In organisations (and I mainly refer to NHS Trusts) where there is a sense of trust between management and staff side, this relationship can be dynamic, collaborative and very constructive. Where there is little trust, the organisation can find itself with a dysfunctional and disruptive workforce. I have been struck this week by how important staff side relationships are.
Let’s take Job Evaluation: The NHS has a national, bespoke system called Agenda for Change. Implemented in 2005, thousands of managers, HR staff and staff side reps were trained in this system. It’s not a perfect system, but it has helped to reduce the potential of pay inequity and attempts to bring transparency to a creative art form.
Although there is national guidance, I find that with each Trust I work with there is local interpretation: this ranges from how each factor is scored to how the process is carried out. For example:
- The Trusts where there is poor staff side relationship, the process is long and drawn-out.
- In other Trusts, management have worked with staff side to streamline the process.
In one Trust, the time it takes to evaluate a set of 10 posts is 8 times longer than another one! This has an obvious impact on productivity and carries a significant cost to the organisation.
The key to driving efficiences lies with the local staff side. There needs to be an element of trust between all parties with any radical changes to an established system.
The Trust that has significantly stream-lined its process has high staff engagement. The staff trust the process and their local representatives to ensure that the right outcome is reached.
On the other hand, the Trust who has a long, labourious process has poor staff engagement.

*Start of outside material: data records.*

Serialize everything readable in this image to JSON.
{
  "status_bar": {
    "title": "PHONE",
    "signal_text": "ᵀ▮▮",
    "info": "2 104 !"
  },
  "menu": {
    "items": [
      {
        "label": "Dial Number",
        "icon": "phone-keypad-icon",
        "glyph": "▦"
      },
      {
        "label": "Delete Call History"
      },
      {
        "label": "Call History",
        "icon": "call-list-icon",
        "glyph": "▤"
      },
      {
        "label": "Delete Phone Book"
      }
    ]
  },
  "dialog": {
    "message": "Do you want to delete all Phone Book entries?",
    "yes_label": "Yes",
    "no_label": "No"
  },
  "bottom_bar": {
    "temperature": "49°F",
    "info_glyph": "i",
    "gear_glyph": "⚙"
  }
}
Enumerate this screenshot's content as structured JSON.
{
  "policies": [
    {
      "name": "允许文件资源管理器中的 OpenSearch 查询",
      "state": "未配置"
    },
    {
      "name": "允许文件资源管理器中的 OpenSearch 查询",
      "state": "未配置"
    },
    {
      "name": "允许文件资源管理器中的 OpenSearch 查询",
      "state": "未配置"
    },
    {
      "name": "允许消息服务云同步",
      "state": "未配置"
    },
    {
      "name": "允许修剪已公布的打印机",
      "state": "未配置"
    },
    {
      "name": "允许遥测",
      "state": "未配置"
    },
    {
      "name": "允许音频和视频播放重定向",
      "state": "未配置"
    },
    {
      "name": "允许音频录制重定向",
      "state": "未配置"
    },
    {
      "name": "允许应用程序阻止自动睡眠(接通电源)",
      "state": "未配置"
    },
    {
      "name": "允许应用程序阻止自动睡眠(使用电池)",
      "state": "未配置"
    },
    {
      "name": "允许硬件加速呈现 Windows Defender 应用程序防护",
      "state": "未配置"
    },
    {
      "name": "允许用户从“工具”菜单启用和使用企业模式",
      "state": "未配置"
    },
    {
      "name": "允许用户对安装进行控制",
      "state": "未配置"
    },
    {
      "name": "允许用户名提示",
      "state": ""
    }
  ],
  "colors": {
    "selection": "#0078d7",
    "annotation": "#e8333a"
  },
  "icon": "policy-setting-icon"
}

The local staff side are fighting to protect the status quo as they fear that the staff may be disadvantaged if any efficiences are built into the system.
Job evaluaton may seem a dry topic to reflect upon in relation to staff engagement, but the underlying outcome is money. And money matters to staff. If staff are engaged they will allow their local staff side reps to work collaboratively with managers. This can only result in a win-win for everybody.
I’ve written about Staff Engagement before, and my views haven’t changed. It’s important to recognise that staff engagement permeates through-out all elements of the organisation, and it all starts with the Trade Unions.